The Unfinished Journey: America Since World War II
Prize-winning historian William Chafe here offers a vibrant chronicle of America's roller-coaster journey of the past forty years.
Since World War II, the U.S. has witnessed both stunning progress and profound social divisions. The economy boomed, suburbia blossomed, college became the norm for half the younger population, and social liberation movements swept away ancient barriers of racial and sexual discrimination. Yet in the midst of affluence, poverty remained a blight affecting a fifth of the nation; war and violence nearly tore America apart; and a new generation emerged with little hope of change for the future, convinced that belief in reform was naive and romantic.
Proceeding from the Cold War chill of the 1950s to the heated social protests of the '60s, Chafe shows how the conflicting forces in American life led to a turning point in 1968 and the ascendancy of a conservative coalition.
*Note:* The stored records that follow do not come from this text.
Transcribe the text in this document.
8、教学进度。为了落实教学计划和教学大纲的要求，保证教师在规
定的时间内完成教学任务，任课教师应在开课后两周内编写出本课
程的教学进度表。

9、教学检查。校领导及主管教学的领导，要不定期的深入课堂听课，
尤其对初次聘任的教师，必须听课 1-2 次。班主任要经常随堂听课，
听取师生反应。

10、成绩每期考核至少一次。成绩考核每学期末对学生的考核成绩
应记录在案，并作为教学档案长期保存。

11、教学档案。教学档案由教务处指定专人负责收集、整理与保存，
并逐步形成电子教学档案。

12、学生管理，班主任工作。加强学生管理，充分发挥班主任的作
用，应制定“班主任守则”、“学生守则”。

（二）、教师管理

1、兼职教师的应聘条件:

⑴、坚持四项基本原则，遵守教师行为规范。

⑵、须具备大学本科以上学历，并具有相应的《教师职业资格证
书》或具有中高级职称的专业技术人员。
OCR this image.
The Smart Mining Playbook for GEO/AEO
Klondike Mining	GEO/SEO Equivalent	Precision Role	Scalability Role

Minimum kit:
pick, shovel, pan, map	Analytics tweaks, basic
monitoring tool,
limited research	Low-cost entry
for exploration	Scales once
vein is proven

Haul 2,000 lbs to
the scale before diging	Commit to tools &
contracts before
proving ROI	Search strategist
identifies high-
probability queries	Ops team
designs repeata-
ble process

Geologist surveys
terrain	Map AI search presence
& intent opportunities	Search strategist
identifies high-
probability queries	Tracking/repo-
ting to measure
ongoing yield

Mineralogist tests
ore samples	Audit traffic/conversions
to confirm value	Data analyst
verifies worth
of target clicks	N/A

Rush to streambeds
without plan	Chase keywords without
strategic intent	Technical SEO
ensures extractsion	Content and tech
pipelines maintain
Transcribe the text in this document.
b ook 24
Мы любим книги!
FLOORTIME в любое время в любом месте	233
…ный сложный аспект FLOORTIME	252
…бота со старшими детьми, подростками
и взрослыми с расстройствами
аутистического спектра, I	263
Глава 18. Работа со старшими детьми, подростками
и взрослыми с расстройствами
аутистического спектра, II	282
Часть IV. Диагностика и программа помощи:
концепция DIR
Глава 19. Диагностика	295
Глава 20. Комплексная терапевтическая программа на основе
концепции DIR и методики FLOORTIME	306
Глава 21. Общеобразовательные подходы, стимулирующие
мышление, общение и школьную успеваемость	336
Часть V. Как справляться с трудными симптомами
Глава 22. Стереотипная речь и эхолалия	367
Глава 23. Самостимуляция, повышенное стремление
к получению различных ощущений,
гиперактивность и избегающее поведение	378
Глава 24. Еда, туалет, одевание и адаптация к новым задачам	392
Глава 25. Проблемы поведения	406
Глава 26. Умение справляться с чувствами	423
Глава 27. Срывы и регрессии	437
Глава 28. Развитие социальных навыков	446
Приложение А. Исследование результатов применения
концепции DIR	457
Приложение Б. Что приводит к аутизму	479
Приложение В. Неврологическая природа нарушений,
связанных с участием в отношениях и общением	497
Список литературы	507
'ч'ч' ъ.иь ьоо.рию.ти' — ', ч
Though set back by Watergate, this coalition re-emerged triumphant with the election of Ronald Reagan and was reigning supreme by the mid-1980s--even though in its midst lay enormous problems of inequality that have yet to be solved.
Chafe brings our recent history alive in this gripping, brilliantly written narrative. As he highlights the paradoxes of postwar reform and reaction, he shows with cogency and passion how things might have been different.
About the Author
William H. Chafe is Professor History at Duke University. He is author of several books, among them Civilities and Civil Rights, which won the Robert F. Kennedy Book Award and the Mayflower Prize in 1981.